Всех женщин можно разделить условно на два типа. Галатей и амазонок. Галатеи - произведения искусства, эталоны женственности, хрупкости, красоты. Они очаровывают мужчин и кружат им головы. Например, как только что заглянувшая к ним проводница, осведомившаяся, не желают ли пассажиры чего-нибудь. Она одаривает Цинну улыбкой, от сладости которой скисли бы пчелы. Нет, спасибо, ничего не нужно.

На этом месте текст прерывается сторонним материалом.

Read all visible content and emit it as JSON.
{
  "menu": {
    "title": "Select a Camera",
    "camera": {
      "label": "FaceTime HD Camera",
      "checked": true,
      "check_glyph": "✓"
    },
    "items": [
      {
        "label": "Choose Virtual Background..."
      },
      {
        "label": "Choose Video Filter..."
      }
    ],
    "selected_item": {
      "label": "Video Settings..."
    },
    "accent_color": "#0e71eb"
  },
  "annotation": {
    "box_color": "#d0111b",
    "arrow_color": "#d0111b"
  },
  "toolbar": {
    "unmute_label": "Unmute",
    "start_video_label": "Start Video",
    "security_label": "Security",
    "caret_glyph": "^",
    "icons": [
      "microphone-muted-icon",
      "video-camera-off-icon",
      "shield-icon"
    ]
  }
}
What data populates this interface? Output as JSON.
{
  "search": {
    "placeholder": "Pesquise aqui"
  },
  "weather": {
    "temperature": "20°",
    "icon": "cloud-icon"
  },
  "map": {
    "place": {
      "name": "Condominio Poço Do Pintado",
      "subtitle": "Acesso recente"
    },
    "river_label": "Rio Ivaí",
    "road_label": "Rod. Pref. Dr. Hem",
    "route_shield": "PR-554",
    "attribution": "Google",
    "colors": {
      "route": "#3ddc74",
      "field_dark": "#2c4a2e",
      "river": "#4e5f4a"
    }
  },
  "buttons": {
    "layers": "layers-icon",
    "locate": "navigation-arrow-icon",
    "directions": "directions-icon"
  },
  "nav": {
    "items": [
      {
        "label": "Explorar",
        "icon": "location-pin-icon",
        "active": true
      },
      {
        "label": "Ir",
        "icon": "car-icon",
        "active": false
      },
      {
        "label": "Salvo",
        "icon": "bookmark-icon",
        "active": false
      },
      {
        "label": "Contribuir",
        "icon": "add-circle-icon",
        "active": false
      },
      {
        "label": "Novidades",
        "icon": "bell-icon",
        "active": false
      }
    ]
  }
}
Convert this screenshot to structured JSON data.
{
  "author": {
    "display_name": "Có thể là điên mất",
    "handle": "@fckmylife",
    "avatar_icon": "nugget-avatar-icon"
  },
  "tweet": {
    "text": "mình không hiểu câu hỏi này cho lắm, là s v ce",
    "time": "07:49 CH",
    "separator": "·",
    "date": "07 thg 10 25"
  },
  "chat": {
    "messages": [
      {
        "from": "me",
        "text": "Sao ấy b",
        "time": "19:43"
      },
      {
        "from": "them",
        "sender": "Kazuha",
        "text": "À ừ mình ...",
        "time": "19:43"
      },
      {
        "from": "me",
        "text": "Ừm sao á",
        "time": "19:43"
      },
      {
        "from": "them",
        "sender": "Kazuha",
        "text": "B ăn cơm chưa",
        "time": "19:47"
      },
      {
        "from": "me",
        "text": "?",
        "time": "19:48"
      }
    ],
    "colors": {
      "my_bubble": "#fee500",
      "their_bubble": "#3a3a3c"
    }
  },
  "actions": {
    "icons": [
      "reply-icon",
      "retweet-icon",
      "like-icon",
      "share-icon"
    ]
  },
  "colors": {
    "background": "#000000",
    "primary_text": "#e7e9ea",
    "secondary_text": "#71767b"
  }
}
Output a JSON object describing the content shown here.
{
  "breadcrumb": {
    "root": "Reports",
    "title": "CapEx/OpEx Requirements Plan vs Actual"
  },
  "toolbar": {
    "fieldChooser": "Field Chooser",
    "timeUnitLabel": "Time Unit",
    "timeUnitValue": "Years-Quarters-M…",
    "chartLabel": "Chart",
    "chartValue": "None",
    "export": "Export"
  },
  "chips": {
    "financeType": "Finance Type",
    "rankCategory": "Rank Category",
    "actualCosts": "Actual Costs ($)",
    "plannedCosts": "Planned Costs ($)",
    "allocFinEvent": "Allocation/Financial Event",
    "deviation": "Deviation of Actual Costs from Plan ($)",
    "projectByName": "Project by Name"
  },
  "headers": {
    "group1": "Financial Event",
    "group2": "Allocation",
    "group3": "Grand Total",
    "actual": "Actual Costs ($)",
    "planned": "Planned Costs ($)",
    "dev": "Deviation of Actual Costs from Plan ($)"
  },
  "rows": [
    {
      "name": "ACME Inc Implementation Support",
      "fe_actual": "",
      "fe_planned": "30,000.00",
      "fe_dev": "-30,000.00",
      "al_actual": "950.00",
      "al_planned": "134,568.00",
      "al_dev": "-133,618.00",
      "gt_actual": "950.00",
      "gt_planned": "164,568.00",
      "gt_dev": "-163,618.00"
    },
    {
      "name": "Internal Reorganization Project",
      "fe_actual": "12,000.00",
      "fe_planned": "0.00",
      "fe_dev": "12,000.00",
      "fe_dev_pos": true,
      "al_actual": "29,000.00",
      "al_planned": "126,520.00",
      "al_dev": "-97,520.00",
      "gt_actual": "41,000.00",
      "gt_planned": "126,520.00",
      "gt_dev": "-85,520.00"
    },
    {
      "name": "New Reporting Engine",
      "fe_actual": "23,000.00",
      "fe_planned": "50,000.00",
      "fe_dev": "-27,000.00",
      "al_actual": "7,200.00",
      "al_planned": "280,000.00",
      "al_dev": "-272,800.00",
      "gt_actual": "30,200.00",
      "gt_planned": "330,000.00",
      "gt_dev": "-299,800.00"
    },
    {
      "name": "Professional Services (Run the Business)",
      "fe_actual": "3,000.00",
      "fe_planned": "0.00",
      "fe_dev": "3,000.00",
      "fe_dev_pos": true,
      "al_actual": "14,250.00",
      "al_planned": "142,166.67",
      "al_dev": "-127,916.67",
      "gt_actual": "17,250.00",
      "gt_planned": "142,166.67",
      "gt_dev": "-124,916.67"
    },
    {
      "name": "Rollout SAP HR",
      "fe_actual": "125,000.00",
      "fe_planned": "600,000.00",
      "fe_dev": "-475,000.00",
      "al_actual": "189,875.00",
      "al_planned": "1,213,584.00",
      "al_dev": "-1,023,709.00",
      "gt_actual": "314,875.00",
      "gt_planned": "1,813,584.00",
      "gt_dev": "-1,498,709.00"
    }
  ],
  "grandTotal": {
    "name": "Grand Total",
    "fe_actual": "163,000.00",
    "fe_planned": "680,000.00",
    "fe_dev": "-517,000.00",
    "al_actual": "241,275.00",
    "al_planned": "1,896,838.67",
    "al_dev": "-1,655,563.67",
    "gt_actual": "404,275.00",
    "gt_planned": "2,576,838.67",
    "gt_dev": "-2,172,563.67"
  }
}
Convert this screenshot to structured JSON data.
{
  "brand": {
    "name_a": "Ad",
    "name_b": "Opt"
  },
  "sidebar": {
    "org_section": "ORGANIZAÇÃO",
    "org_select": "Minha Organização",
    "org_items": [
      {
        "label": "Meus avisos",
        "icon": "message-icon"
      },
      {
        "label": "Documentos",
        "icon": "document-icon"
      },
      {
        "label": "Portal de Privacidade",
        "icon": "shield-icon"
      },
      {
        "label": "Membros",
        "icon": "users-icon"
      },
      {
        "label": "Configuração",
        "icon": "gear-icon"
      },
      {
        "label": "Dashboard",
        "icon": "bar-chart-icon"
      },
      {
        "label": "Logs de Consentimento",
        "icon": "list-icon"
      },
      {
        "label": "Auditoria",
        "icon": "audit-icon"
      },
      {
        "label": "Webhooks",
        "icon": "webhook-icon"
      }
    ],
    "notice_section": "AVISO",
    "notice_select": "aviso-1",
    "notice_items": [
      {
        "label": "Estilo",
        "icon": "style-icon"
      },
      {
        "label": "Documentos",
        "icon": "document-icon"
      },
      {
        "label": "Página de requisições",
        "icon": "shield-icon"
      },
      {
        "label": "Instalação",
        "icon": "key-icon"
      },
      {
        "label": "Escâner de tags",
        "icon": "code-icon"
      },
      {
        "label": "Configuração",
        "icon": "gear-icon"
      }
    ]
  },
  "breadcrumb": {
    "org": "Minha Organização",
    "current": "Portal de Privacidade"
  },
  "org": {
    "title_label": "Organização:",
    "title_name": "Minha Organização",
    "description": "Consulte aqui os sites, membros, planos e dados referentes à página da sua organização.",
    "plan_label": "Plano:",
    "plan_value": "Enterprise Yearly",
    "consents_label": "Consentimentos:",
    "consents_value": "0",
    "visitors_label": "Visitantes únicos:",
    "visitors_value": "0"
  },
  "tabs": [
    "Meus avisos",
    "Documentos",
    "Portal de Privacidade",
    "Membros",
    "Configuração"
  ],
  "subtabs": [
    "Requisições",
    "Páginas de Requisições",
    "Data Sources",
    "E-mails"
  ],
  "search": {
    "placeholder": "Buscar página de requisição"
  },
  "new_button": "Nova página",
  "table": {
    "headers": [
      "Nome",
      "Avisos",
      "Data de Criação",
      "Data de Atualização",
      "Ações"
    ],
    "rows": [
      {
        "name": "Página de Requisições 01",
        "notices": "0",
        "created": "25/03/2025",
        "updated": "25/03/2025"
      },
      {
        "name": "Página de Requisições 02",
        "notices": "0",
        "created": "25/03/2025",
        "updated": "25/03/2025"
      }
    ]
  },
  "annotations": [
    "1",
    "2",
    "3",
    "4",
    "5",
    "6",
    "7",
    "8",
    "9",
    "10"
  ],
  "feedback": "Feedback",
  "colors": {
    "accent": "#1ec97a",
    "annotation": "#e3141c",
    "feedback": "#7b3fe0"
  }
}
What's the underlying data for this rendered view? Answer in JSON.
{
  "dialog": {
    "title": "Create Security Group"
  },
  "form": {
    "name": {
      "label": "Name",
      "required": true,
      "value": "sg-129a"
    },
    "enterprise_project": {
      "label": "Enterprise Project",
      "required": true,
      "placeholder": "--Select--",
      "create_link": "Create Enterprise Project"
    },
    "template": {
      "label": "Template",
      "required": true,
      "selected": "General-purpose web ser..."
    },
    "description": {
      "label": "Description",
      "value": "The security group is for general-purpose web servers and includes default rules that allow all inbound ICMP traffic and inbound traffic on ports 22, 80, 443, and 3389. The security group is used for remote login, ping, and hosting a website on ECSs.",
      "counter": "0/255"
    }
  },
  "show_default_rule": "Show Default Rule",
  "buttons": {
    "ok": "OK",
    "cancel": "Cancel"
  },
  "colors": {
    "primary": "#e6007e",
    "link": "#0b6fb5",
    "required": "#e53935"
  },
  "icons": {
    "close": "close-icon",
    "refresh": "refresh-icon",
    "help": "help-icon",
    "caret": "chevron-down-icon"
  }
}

А есть амазонки. Сильные, стремительные, несущиеся во весь опор. Им могут позавидовать Атланты. Атланты держат небо, стоя неподвижно, амазонки - в вечном движении и борьбе. Как Астрид. Рядом с такими женщины должны быть аргонавты, бесстрашные, выразительно мужественные. Не Цинна, который не добывает золотое руно, а создает его.
Так может действительно он не просто не может сделать Астрид счастливой, а делает ее несчастной? Может быть, сейчас самое время сойти с дистанции?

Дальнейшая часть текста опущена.